Après un DESS Sciences Po - Paris I sur la globalisation économique, pourquoi le passage par la case New York, avant de devenir avocat d’affaires à Paris chez Jean-Michel Darrois ?
Je tenais à me familiariser avec la structure du raisonnement juridique américain, très différent du nôtre. Pour les Américains, la pensée se structure davantage par une maïeutique, un cheminement que par une démonstration. Notre culture française est plutôt de déterminer un résultat, et de construire à partir de là le plan le plus cohérent. Avoir le titre d’avocat au Barreau de New York représentait donc une valeur ajoutée certaine pour débuter en France. A mon retour, la plus grande partie de mon activité, chez Darrois, était dédiée aux fusions-acquisitions et aux marchés de capitaux. Mon premier dossier a été Pernod Ricard – Allied Domecq, dans le domaine des spiritueux, puis Alcatel Lucent, Natixis, BPCE. Ce qui n’est pas forcément l’image d’Epinal de l’avocat. Inutile de préciser que ma robe est restée propre un certain temps !
Le rythme de travail en cabinet de droit des affaires, très intense, est-il justifié ?
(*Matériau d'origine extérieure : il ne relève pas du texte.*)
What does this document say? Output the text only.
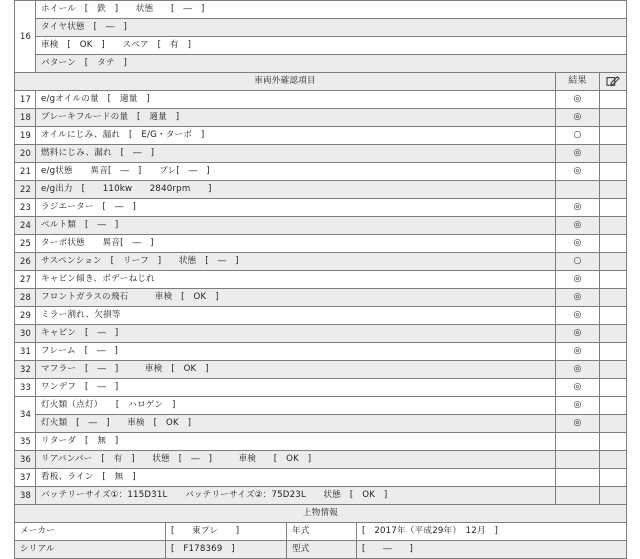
16	ホイール　[　鉄　]　　状態　　[　―　]					
	タイヤ状態　[　―　]					
	車検　[　OK　]　　スペア　[　有　]					
	パターン　[　タテ　]					
車両外確認項目					結果	
17	e/gオイルの量　[　適量　]				◎	
18	ブレーキフルードの量　[　適量　]				◎	
19	オイルにじみ、漏れ　[　E/G・ターボ　]				○	
20	燃料にじみ、漏れ　[　―　]				◎	
21	e/g状態　　異音[　―　]　　ブレ[　―　]				◎	
22	e/g出力　[　　110kw　　2840rpm　　]					
23	ラジエーター　[　―　]				◎	
24	ベルト類　[　―　]				◎	
25	ターボ状態　　異音[　―　]				◎	
26	サスペンション　[　リーフ　]　　状態　[　―　]				○	
27	キャビン傾き、ボデーねじれ				◎	
28	フロントガラスの飛石　　　車検　[　OK　]				◎	
29	ミラー割れ、欠損等				◎	
30	キャビン　[　―　]				◎	
31	フレーム　[　―　]				◎	
32	マフラー　[　―　]　　　車検　[　OK　]				◎	
33	ワンデフ　[　―　]				◎	
34	灯火類（点灯）　　[　ハロゲン　]				◎	
	灯火類　[　―　]　　車検　[　OK　]				◎	
35	リターダ　[　無　]					
36	リアバンパー　[　有　]　　状態　[　―　]　　　車検　　[　OK　]					
37	看板、ライン　[　無　]					
38	バッテリーサイズ①：115D31L　　バッテリーサイズ②：75D23L　　状態　[　OK　]					
上物情報						
メーカー		[　　東プレ　　]	年式	[　2017年（平成29年）　12月　]		
シリアル		[　F178369　]	型式	[　　―　　]		
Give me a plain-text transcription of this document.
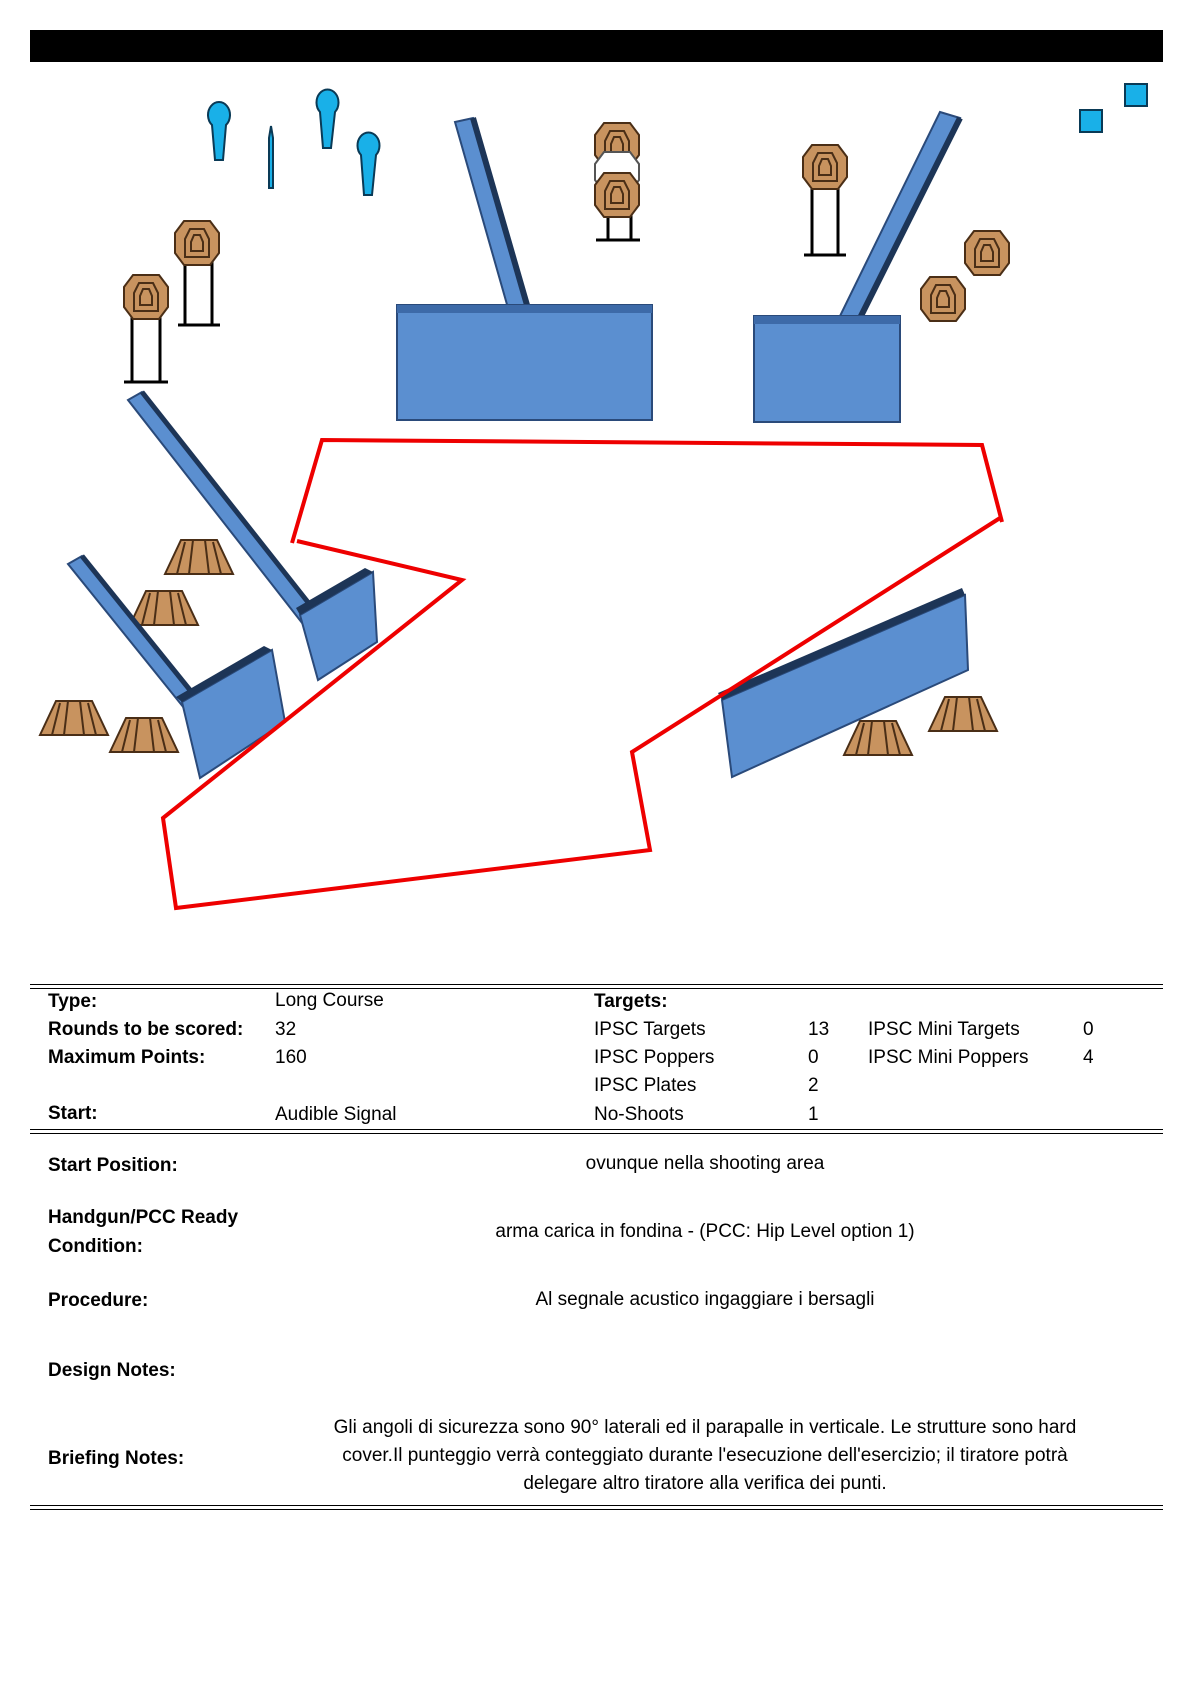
Type:	Long Course	Targets:
Rounds to be scored: 32	IPSC Targets	13 IPSC Mini Targets	0
Maximum Points:	160	IPSC Poppers	0	IPSC Mini Poppers	4
IPSC Plates	2
Start:	Audible Signal	No-Shoots	1
Start Position:	ovunque nella shooting area
Handgun/PCC Ready
Condition:
arma carica in fondina - (PCC: Hip Level option 1)
Procedure:	Al segnale acustico ingaggiare i bersagli
Design Notes:
Briefing Notes:
Gli angoli di sicurezza sono 90° laterali ed il parapalle in verticale. Le strutture sono hard
cover.Il punteggio verrà conteggiato durante l'esecuzione dell'esercizio; il tiratore potrà
delegare altro tiratore alla verifica dei punti.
C’est un dévouement à la défense des intérêts de son client. Le monde des affaires a sa propre temporalité. En cabinet de droit des affaires, comme en banque, le rythme est évidemment soutenu. Certes, la rémunération suit. Mais c’est surtout l’occasion de travailler jours et nuits sur des dossiers d’envergure et passionnants. En travaillant sur le contentieux Morgan Stanley contre LVMH qui occupe les colonnes de la presse économique et juridique, on ne compte pas ses heures. C’est tellement grisant qu’on ne réalise même pas avoir sauté son deuxième dimanche d’affilé. Je me rappelle avoir fait 3 nuits blanches en 6 jours ! Mais vous connaissez l’expression : « Si vous ne venez pas samedi, ce n’est même pas la peine de revenir dimanche ! » Mais tant que l’on est passionné, on ne se rend pas compte que les heures passent.
Pourquoi alors avez-vous quitté le droit des affaires pour le pénal ?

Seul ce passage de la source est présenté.